Il faut être marié ou avoir été marié avec l'assuré décédé pour percevoir une pension de réversion. Le Pacs et le concubinage n'y ouvrent pas droit, même quand ils ont donné lieu à la naissance d'enfants.

 

Les anciennes conditions de durée de mariage ont été supprimées, ainsi que la condition de non-remariage du survivant. Cette dernière condition demeure toutefois dans les régimes complémentaires Arrco et Agirc, ainsi que dans des régimes spéciaux. Dans ces régimes, le remariage fait perdre la pension de réversion.

 

Enfin, depuis le 1er janvier 2010, la pension de réversion est majorée de 11,1 %, sous certaines conditions :

  • le conjoint survivant doit être âgé d'au moins 65 ans,
  • il doit faire valoir tous ses droits à retraite (personnelle et de réversion à l'ensemble des régimes de base et complémentaires, français et étrangers...),
  • le montant total trimestriel de ces retraites ne doit pas dépasser 2 421,60 €  (montant au 1er avril 2010). Lorsque le montant total des pensions et de la majoration dépasse ce plafond, la majoration est réduite du montant du dépassement.

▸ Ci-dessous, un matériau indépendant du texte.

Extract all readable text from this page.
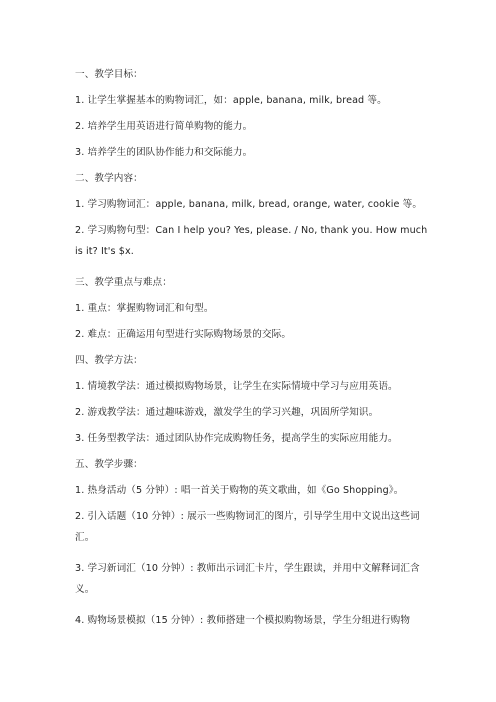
一、教学目标：
1. 让学生掌握基本的购物词汇，如：apple, banana, milk, bread 等。
2. 培养学生用英语进行简单购物的能力。
3. 培养学生的团队协作能力和交际能力。
二、教学内容：
1. 学习购物词汇：apple, banana, milk, bread, orange, water, cookie 等。
2. 学习购物句型：Can I help you? Yes, please. / No, thank you. How much is it? It's $x.
三、教学重点与难点：
1. 重点：掌握购物词汇和句型。
2. 难点：正确运用句型进行实际购物场景的交际。
四、教学方法：
1. 情境教学法：通过模拟购物场景，让学生在实际情境中学习与应用英语。
2. 游戏教学法：通过趣味游戏，激发学生的学习兴趣，巩固所学知识。
3. 任务型教学法：通过团队协作完成购物任务，提高学生的实际应用能力。
五、教学步骤：
1. 热身活动（5 分钟）: 唱一首关于购物的英文歌曲，如《Go Shopping》。
2. 引入话题（10 分钟）: 展示一些购物词汇的图片，引导学生用中文说出这些词汇。
3. 学习新词汇（10 分钟）: 教师出示词汇卡片，学生跟读，并用中文解释词汇含义。
4. 购物场景模拟（15 分钟）: 教师搭建一个模拟购物场景，学生分组进行购物
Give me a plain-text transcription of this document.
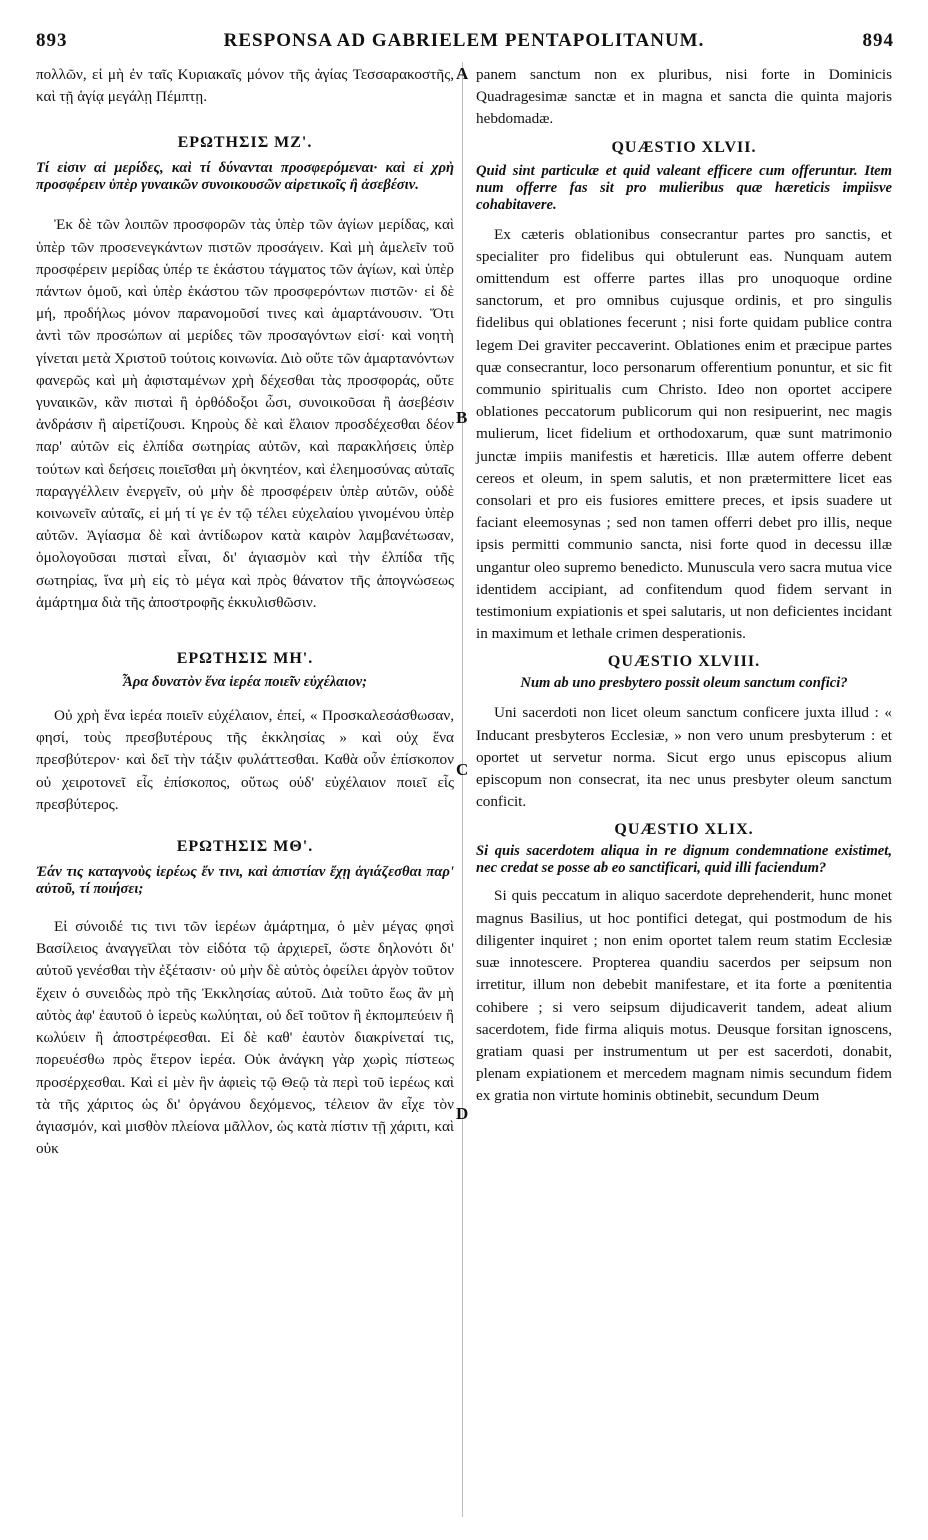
893	RESPONSA AD GABRIELEM PENTAPOLITANUM.	894
A
B
C
D

πολλῶν, εἰ μὴ ἐν ταῖς Κυριακαῖς μόνον τῆς ἁγίας Τεσσαρακοστῆς, καὶ τῇ ἁγίᾳ μεγάλῃ Πέμπτῃ.

ΕΡΩΤΗΣΙΣ ΜΖ'.

Τί εἰσιν αἱ μερίδες, καὶ τί δύνανται προσφερόμεναι· καὶ εἰ χρὴ προσφέρειν ὑπὲρ γυναικῶν συνοικουσῶν αἱρετικοῖς ἢ ἀσεβέσιν.

Ἐκ δὲ τῶν λοιπῶν προσφορῶν τὰς ὑπὲρ τῶν ἁγίων μερίδας, καὶ ὑπὲρ τῶν προσενεγκάντων πιστῶν προσάγειν. Καὶ μὴ ἀμελεῖν τοῦ προσφέρειν μερίδας ὑπέρ τε ἑκάστου τάγματος τῶν ἁγίων, καὶ ὑπὲρ πάντων ὁμοῦ, καὶ ὑπὲρ ἑκάστου τῶν προσφερόντων πιστῶν· εἰ δὲ μή, προδήλως μόνον παρανομοῦσί τινες καὶ ἁμαρτάνουσιν. Ὅτι ἀντὶ τῶν προσώπων αἱ μερίδες τῶν προσαγόντων εἰσί· καὶ νοητὴ γίνεται μετὰ Χριστοῦ τούτοις κοινωνία. Διὸ οὔτε τῶν ἁμαρτανόντων φανερῶς καὶ μὴ ἀφισταμένων χρὴ δέχεσθαι τὰς προσφοράς, οὔτε γυναικῶν, κἂν πισταὶ ἢ ὀρθόδοξοι ὦσι, συνοικοῦσαι ἢ ἀσεβέσιν ἀνδράσιν ἢ αἱρετίζουσι. Κηροὺς δὲ καὶ ἔλαιον προσδέχεσθαι δέον παρ' αὐτῶν εἰς ἐλπίδα σωτηρίας αὐτῶν, καὶ παρακλήσεις ὑπὲρ τούτων καὶ δεήσεις ποιεῖσθαι μὴ ὀκνητέον, καὶ ἐλεημοσύνας αὐταῖς παραγγέλλειν ἐνεργεῖν, οὐ μὴν δὲ προσφέρειν ὑπὲρ αὐτῶν, οὐδὲ κοινωνεῖν αὐταῖς, εἰ μή τί γε ἐν τῷ τέλει εὐχελαίου γινομένου ὑπὲρ αὐτῶν. Ἁγίασμα δὲ καὶ ἀντίδωρον κατὰ καιρὸν λαμβανέτωσαν, ὁμολογοῦσαι πισταὶ εἶναι, δι' ἁγιασμὸν καὶ τὴν ἐλπίδα τῆς σωτηρίας, ἵνα μὴ εἰς τὸ μέγα καὶ πρὸς θάνατον τῆς ἀπογνώσεως ἁμάρτημα διὰ τῆς ἀποστροφῆς ἐκκυλισθῶσιν.

ΕΡΩΤΗΣΙΣ ΜΗ'.

Ἆρα δυνατὸν ἕνα ἱερέα ποιεῖν εὐχέλαιον;

Οὐ χρὴ ἕνα ἱερέα ποιεῖν εὐχέλαιον, ἐπεί, « Προσκαλεσάσθωσαν, φησί, τοὺς πρεσβυτέρους τῆς ἐκκλησίας » καὶ οὐχ ἕνα πρεσβύτερον· καὶ δεῖ τὴν τάξιν φυλάττεσθαι. Καθὰ οὖν ἐπίσκοπον οὐ χειροτονεῖ εἷς ἐπίσκοπος, οὕτως οὐδ' εὐχέλαιον ποιεῖ εἷς πρεσβύτερος.

ΕΡΩΤΗΣΙΣ ΜΘ'.

Ἐάν τις καταγνοὺς ἱερέως ἔν τινι, καὶ ἀπιστίαν ἔχῃ ἁγιάζεσθαι παρ' αὐτοῦ, τί ποιήσει;

Εἰ σύνοιδέ τις τινι τῶν ἱερέων ἁμάρτημα, ὁ μὲν μέγας φησὶ Βασίλειος ἀναγγεῖλαι τὸν εἰδότα τῷ ἀρχιερεῖ, ὥστε δηλονότι δι' αὐτοῦ γενέσθαι τὴν ἐξέτασιν· οὐ μὴν δὲ αὐτὸς ὀφείλει ἀργὸν τοῦτον ἔχειν ὁ συνειδὼς πρὸ τῆς Ἐκκλησίας αὐτοῦ. Διὰ τοῦτο ἕως ἂν μὴ αὐτὸς ἀφ' ἑαυτοῦ ὁ ἱερεὺς κωλύηται, οὐ δεῖ τοῦτον ἢ ἐκπομπεύειν ἢ κωλύειν ἢ ἀποστρέφεσθαι. Εἰ δὲ καθ' ἑαυτὸν διακρίνεταί τις, πορευέσθω πρὸς ἕτερον ἱερέα. Οὐκ ἀνάγκη γὰρ χωρὶς πίστεως προσέρχεσθαι. Καὶ εἰ μὲν ἣν ἀφιεὶς τῷ Θεῷ τὰ περὶ τοῦ ἱερέως καὶ τὰ τῆς χάριτος ὡς δι' ὀργάνου δεχόμενος, τέλειον ἂν εἶχε τὸν ἁγιασμόν, καὶ μισθὸν πλείονα μᾶλλον, ὡς κατὰ πίστιν τῇ χάριτι, καὶ οὐκ

panem sanctum non ex pluribus, nisi forte in Dominicis Quadragesimæ sanctæ et in magna et sancta die quinta majoris hebdomadæ.

QUÆSTIO XLVII.

Quid sint particulæ et quid valeant efficere cum offeruntur. Item num offerre fas sit pro mulieribus quæ hæreticis impiisve cohabitaverе.

Ex cæteris oblationibus consecrantur partes pro sanctis, et specialiter pro fidelibus qui obtulerunt eas. Nunquam autem omittendum est offerre partes illas pro unoquoque ordine sanctorum, et pro omnibus cujusque ordinis, et pro singulis fidelibus qui oblationes fecerunt ; nisi forte quidam publice contra legem Dei graviter peccaverint. Oblationes enim et præcipue partes quæ consecrantur, loco personarum offerentium ponuntur, et sic fit communio spiritualis cum Christo. Ideo non oportet accipere oblationes peccatorum publicorum qui non resipuerint, nec magis mulierum, licet fidelium et orthodoxarum, quæ sunt matrimonio junctæ impiis manifestis et hæreticis. Illæ autem offerre debent cereos et oleum, in spem salutis, et non prætermittere licet eas consolari et pro eis fusiores emittere preces, et ipsis suadere ut faciant eleemosynas ; sed non tamen offerri debet pro illis, neque ipsis permitti communio sancta, nisi forte quod in decessu illæ ungantur oleo supremo benedicto. Munuscula vero sacra mutua vice identidem accipiant, ad confitendum quod fidem servant in testimonium expiationis et spei salutaris, ut non deficientes incidant in maximum et lethale crimen desperationis.

QUÆSTIO XLVIII.

Num ab uno presbytero possit oleum sanctum confici?

Uni sacerdoti non licet oleum sanctum conficere juxta illud : « Inducant presbyteros Ecclesiæ, » non vero unum presbyterum : et oportet ut servetur norma. Sicut ergo unus episcopus alium episcopum non consecrat, ita nec unus presbyter oleum sanctum conficit.

QUÆSTIO XLIX.

Si quis sacerdotem aliqua in re dignum condemnatione existimet, nec credat se posse ab eo sanctificari, quid illi faciendum?

Si quis peccatum in aliquo sacerdote deprehenderit, hunc monet magnus Basilius, ut hoc pontifici detegat, qui postmodum de his diligenter inquiret ; non enim oportet talem reum statim Ecclesiæ suæ innotescere. Propterea quandiu sacerdos per seipsum non irretitur, illum non debebit manifestare, et ita forte a pœnitentia cohibere ; si vero seipsum dijudicaverit tandem, adeat alium sacerdotem, fide firma aliquis motus. Deusque forsitan ignoscens, gratiam quasi per instrumentum ut per est sacerdoti, donabit, plenam expiationem et mercedem magnam nimis secundum fidem ex gratia non virtute hominis obtinebit, secundum Deum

La retraite complémentaire. Les modalités d’attribution diffèrent quelque peu pour les régimes complémentaires. Ainsi, aucune condition de ressources n’est fixée mais le remariage du conjoint survivant entraîne la suppression de la pension de réversion. En revanche, il en conserve le bénéfice s’il conclut un Pacs.

 

Le montant de la pension de réversion se situe entre 52 % et 60 % (**) des droits du conjoint décédé pour l’Agirc et s’élève à 60 % (**) de ces droits pour l’Arrco. L’âge minimum pour la percevoir est fixé à 55 ans par l’Arrco et 60 ans par l’Agirc (***). Elle peut également être partagée entre plusieurs bénéficiaires.

 

Dans tous les cas, concubins et personnes liées par un Pacs sont exclus du dispositif : seuls les conjoints mariés peuvent prétendre percevoir une pension de réversion. Son attribution n’est pas automatique. Le conjoint survivant doit en faire la demande au moyen d’un imprimé disponible dans les caisses de Sécurité sociale, sur le site Internet de la Cnav, dans les points d'accueil retraite ou dans les mairies. Cette demande doit ensuite être envoyée à la caisse régionale d'assurance maladie qui a reçu les dernières cotisations du défunt ou qui lui servait sa pension.

 

 

Les autres régimes. Conjoints d’artisan, d’agriculteur, de commerçant ou de membre d’une profession libérale peuvent également bénéficier d’une pension complémentaire de réversion. Les conditions requises et les montants perçus varient selon les cas et les régimes.

 

 

(*) Ou la disparition officiellement reconnue. 

(**) D’éventuelles majorations pour enfants à charge peuvent s’y ajouter. 

(***) Sauf si le conjoint survivant a au moins deux enfants à charge ou s’il est invalide au moment du décès de l’assuré.